Mandelson, also a former European Commissioner for Trade, advised the APC government to realise that the time for electoral promises are over, and that the time to deliver is here.

He however warned the incoming government to realise the impossible nature of trying to do all things or change all situations at the same time, hence the need for government to prioritise its agenda and go for what will shore up its popularity among the people and pursue such at all cost.

He charged leaders of the government to live by example, while setting standards for all who work in the administration.

Buhari, he stressed, must not be afraid to wield the big stick against government officials and cabinet members who deviate from the laid down standard of the administration, just as job creation must also be taken seriously. Nigerians, he also reminded the APC, do not want pitance from the government, but proper empowerment through job creation.

He also urged the incoming administration not to crash under the weight of the demand for patronage by those who helped it to power, saying a clear demarcation must be made to ensure that the government does not become lame duck, due to external pressure.

In his remark at the event, Vice President-elect, Prof Yemi Osinbajo, assured that the APC government understood the magnitude of the challenges awaiting it, just as he lamented the high rate of poverty among the citizenry.

He also faulted the huge debt profile of the outgoing government, saying that debt servicing is set to take about 21 per cent of the nation’s total budget estimate for the year. He said that the incoming administration has carefully identified what the challenges of the nation are. These he continued, has enumerated these in its campaign programme, assuring however that the APC is committed to delivering on its promises.

“In the course of the election campaign, we ran an issues-based campaign that identified certain areas of public policy as high priorities for propelling Nigeria forward.

“We addressed the challenges of the Economy, Insecurity, Corruption and Jobs Creation. We spoke to the challenge of providing opportunities for self-actualisation to millions of our young people who face an uncertain future with understandable anxiety.

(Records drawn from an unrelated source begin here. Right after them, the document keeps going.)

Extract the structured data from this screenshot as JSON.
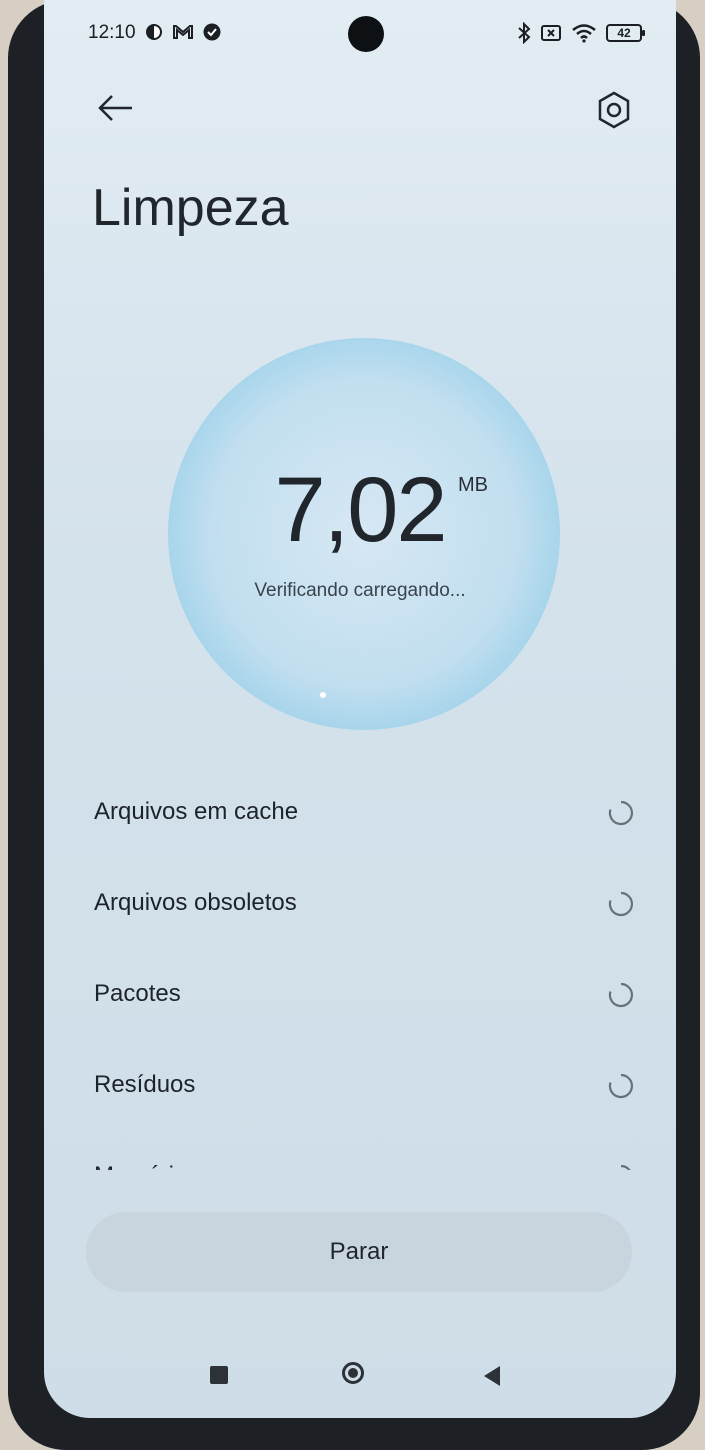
{
  "status_bar": {
    "time": "12:10",
    "battery": "42"
  },
  "header": {
    "title": "Limpeza"
  },
  "scan": {
    "size_value": "7,02",
    "size_unit": "MB",
    "status_text": "Verificando carregando..."
  },
  "categories": [
    {
      "label": "Arquivos em cache"
    },
    {
      "label": "Arquivos obsoletos"
    },
    {
      "label": "Pacotes"
    },
    {
      "label": "Resíduos"
    },
    {
      "label": "Memória"
    }
  ],
  "actions": {
    "stop_label": "Parar"
  },
  "colors": {
    "background": "#d8e4ee",
    "accent": "#7ec7e8",
    "text": "#20262c"
  }
}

“We also addressed the challenge of providing for the most vulnerable segments of our population by equipping them with the tools to emerge from the crippling limitations of poverty to achieve dignified and productive citizenship.

“The figures of extreme poverty in our society- 110 million by current estimates- makes it clear that our biggest national problem is the extreme poverty of the majority.

“Thus, no analysis is required to conclude that dealing with poverty and its implications is a priority”

He faulted the current state of the nation’s economy, which he said is at its lowest ebb because of high debt profile, with local and international debt at US$60 billion.

“Our debt servicing bill for 2015 is N953.6 billion, 21 per cent of our budget.

“On account of severely dwindled resources, over two-thirds of the States in Nigeria owe salaries.

“Federal institutions are not in much better shape. Today, the nation borrows to fund recurrent expenditure.

“This is also against the backdrop of a highly unequal society in which, by some reckoning, the largest chunk of the benefits of our national wealth accrues to a small percentage of our population.

“Our manifesto offered a vision of shared prosperity and socio-economic inclusion for all Nigerians, that leaves no one behind in the pursuit of a prosperous and fulfilling life.

“This morning, on every street corner across this nation, Nigerians, as is their daily custom, will cluster around the local vendor and debate the burning national issues of the day.

“The fervency of these loosely structure ‘policy dialogues’ suggests that Nigerians are fairly well acquainted with our problems and their touted solutions.

“The missing link has always been how to implement the identified solutions to these problems. In other words, we know the ‘what’ and the ‘why’ but have not been as adept at the “how.”

“We have a few days to go- to enter into a new bold Nigerian enterprise. There are many hurdles to scale but we are confident that by God’s grace our Nation will serve its people well,” he added.